I do cardio twice a week AM running or skipping. My day often involves alot of walking so i stay pretty lean.


----------



## robbyreflex (Sep 2, 2007)

15 mins 4-5 times a week after the gym (walking home). And jogging low tempo for 45 mins 1-2 times a week.


----------



## lukey (Dec 22, 2005)

its just habit with me, after each weights session (four per week) I do twenty minutes fast walking on a treadmill, not sure if it does me any benefit but its just a 'wind down' from the weights before i hit the shower


----------



## Guest (Sep 27, 2007)

I walk at average 1-2 hours per day keeps me feeling healthy and i dont have a car i have no choice lol.


----------



## tempbrit (Sep 27, 2007)

I do cardio at least 4 times a week year round. I am not into pure bulking. I never like to get above 12% bf. I basically always have a clean diet and do cardio religiously.

Always, stationary bike, treadmill, or eliptical. 40-45mins at THR.


----------



## stow (Jun 5, 2007)

I was just advised by my consultant to lose an inch of my waist, to help my liver values, so its cardio added in 3 times a week for me if I can. Swimming where possible, as its the only cardio I don't get utterly bored during.

Trying to roll back some of the negative effects of lifting weights for a decade and a half!


----------



## Bulk1 (Apr 12, 2007)

Doing Cardio consistently is when I started getting the best results...overall appearance wise. Cardio + Resistence training together are the no.1 way to get the fastest results and shape your body in my opinion.. they both go hand in hand. Missing out cardio because you think you will lose muscle is not the case.... but there may be a case for this your over doing cardio consistenly buring high amounts of cals is going to lose weight too fast.. i do think you have to do cardio every day but not go beyond a certain amount 30 - 40 mins max works for me and a slightly above medium tempo.

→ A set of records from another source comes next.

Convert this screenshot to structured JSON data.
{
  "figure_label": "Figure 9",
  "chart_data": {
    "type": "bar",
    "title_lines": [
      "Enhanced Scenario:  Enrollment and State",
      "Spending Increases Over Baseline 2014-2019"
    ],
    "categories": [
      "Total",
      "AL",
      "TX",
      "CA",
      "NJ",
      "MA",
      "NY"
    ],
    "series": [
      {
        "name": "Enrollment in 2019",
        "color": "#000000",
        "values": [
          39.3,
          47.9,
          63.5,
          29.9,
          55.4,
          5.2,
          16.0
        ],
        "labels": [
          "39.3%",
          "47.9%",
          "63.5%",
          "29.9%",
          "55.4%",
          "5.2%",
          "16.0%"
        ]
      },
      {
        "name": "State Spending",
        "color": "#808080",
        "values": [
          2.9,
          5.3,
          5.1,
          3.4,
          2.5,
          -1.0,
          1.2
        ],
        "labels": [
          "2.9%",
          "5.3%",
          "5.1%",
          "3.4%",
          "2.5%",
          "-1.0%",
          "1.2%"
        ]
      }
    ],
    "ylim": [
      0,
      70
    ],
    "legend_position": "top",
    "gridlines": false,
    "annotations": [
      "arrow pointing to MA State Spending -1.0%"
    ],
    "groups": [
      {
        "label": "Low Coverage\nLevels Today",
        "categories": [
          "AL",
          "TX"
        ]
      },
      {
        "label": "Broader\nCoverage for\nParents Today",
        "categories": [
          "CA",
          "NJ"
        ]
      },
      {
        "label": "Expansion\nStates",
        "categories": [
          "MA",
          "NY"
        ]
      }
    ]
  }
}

I ticked the 'Cardio AM before breakfast' .... 30 mins. Not only is it the best time to reduce fat loss, but it gets it out the way and it kick starts your metabilsim for the day... but it is a bitch to do cardio! it would be easy to miss if your not motivated enough lol.. but gets results.


----------



## AussieMarc (Jun 13, 2004)

so where is the "i do cardio for recreational activities" box?

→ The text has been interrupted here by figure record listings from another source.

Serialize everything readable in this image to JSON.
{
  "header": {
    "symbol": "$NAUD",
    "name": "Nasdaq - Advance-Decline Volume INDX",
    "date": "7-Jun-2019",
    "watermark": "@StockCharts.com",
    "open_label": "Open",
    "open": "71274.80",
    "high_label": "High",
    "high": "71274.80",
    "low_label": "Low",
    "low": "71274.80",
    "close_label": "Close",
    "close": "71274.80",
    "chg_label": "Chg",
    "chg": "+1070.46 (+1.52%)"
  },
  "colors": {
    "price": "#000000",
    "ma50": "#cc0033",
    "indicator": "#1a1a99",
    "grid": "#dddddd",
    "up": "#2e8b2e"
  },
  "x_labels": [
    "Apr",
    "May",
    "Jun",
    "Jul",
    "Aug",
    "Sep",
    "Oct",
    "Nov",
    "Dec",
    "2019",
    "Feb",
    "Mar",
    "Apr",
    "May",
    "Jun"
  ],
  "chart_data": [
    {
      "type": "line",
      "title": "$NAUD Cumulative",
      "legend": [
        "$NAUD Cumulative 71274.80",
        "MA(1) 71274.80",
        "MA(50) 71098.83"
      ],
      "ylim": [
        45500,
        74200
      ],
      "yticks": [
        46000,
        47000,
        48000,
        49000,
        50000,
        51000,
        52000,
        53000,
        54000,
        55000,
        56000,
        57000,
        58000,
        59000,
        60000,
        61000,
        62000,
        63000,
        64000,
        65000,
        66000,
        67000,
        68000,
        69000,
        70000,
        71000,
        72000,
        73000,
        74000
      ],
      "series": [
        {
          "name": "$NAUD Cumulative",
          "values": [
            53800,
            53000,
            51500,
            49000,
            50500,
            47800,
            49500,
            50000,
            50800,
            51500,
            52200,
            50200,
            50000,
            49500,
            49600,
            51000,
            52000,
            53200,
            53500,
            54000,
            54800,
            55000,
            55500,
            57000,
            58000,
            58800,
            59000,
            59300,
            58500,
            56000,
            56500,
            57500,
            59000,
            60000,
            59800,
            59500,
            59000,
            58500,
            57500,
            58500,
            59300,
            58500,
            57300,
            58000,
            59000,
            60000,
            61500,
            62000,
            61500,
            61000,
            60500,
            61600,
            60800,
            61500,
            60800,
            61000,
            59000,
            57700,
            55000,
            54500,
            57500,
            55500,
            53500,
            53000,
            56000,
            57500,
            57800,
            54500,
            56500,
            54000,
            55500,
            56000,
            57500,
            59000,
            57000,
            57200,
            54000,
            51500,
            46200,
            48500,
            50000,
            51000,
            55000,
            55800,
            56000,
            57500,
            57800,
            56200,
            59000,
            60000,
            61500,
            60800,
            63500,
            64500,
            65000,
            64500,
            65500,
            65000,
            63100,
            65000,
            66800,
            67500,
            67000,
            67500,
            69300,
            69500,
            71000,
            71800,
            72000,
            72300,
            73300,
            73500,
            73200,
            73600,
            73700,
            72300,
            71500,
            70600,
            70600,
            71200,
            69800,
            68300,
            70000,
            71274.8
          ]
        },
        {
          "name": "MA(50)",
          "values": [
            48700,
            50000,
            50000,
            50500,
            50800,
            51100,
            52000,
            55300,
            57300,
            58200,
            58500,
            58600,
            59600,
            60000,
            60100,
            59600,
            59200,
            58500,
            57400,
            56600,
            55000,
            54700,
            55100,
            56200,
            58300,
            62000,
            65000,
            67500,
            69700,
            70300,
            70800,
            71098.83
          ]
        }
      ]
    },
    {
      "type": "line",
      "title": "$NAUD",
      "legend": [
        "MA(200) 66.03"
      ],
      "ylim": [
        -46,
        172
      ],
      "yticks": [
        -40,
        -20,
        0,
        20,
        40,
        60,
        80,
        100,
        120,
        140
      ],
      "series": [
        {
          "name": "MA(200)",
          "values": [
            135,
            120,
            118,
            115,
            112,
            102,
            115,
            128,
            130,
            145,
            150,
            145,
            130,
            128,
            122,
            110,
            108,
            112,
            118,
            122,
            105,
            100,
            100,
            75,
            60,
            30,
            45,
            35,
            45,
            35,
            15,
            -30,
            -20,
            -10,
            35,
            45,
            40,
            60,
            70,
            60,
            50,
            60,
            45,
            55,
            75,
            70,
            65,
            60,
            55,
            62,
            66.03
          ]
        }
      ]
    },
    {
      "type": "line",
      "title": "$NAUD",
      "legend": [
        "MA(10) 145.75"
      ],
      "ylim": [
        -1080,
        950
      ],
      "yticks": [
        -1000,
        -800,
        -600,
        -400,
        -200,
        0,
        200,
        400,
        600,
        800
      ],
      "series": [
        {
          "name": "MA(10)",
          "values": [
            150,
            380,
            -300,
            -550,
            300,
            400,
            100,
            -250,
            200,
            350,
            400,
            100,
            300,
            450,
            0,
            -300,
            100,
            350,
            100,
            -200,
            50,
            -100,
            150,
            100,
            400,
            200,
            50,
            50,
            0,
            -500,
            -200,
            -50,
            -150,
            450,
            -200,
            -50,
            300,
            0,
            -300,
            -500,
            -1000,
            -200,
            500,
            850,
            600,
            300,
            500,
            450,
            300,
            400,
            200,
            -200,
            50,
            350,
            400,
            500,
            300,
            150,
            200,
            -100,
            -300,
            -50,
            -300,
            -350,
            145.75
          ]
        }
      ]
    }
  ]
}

i don't do any pure cardio in the gym for the reason that I do too much outside the gym as it is.


----------



## Tall (Aug 14, 2007)

I can't vote as the voting options are too restricted.

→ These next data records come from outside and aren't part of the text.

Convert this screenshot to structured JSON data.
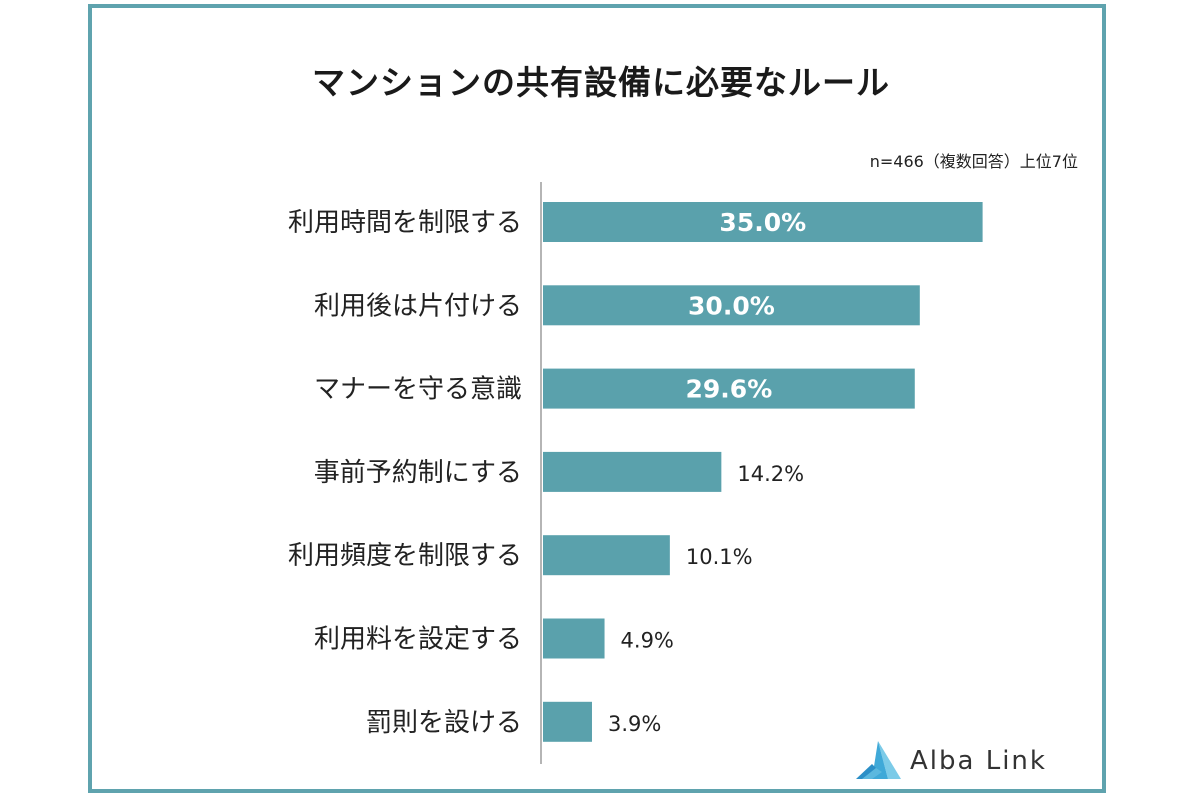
{
  "chart_data": {
    "type": "bar",
    "orientation": "horizontal",
    "title": "マンションの共有設備に必要なルール",
    "note": "n=466（複数回答）上位7位",
    "categories": [
      "利用時間を制限する",
      "利用後は片付ける",
      "マナーを守る意識",
      "事前予約制にする",
      "利用頻度を制限する",
      "利用料を設定する",
      "罰則を設ける"
    ],
    "values": [
      35.0,
      30.0,
      29.6,
      14.2,
      10.1,
      4.9,
      3.9
    ],
    "value_labels": [
      "35.0%",
      "30.0%",
      "29.6%",
      "14.2%",
      "10.1%",
      "4.9%",
      "3.9%"
    ],
    "xlim": [
      0,
      40
    ],
    "grid": false,
    "bar_color": "#5aa1ac"
  },
  "brand": {
    "name": "Alba Link",
    "logo_icon": "alba-link-logo-icon",
    "logo_color": "#3fa9d8"
  }
}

I do 3/4miles each lunch time (so after meal 1) I may change to after meal 1 or after meal 6 on non workout days.


----------



## pikey (Nov 3, 2007)

I go year round every morning for an at least 40 mins, then pre contest up the intensity slightly in the morning and do an hour. with an additional 40 mins on the tread mill set at 6.5 and 15% incline, either before weekend workouts or late evening.


----------



## jodes (Nov 24, 2007)

Cardio all year round aft weights, 6 times per week, add mornings in and increase length and intensity before comp depending how on target i am.


----------



## mark1cabs (Dec 8, 2007)

cardio all year round that and a hell of a diet i just lost 7 stone!

3 times a day 40 mins each time just fast walking (im a smoker) so i do 8 miles in total plus walk the dogs

then i train 2 times a day on weights also


----------



## fgs5635 (Jan 15, 2008)

Where's the option for 'stay in bed and get fat' ?


----------



## ah24 (Jun 25, 2006)

No cardio for me usually

Even in my cutting phases, I simply do it all through diet. Unless I need to get it shifted a little quicker then I'll throw in some H.I.I.T 2-3 times a week and one low intensity

I know that this will change and as I get older the metabolism will start to slow down slightly....so I'm making the most of it now


----------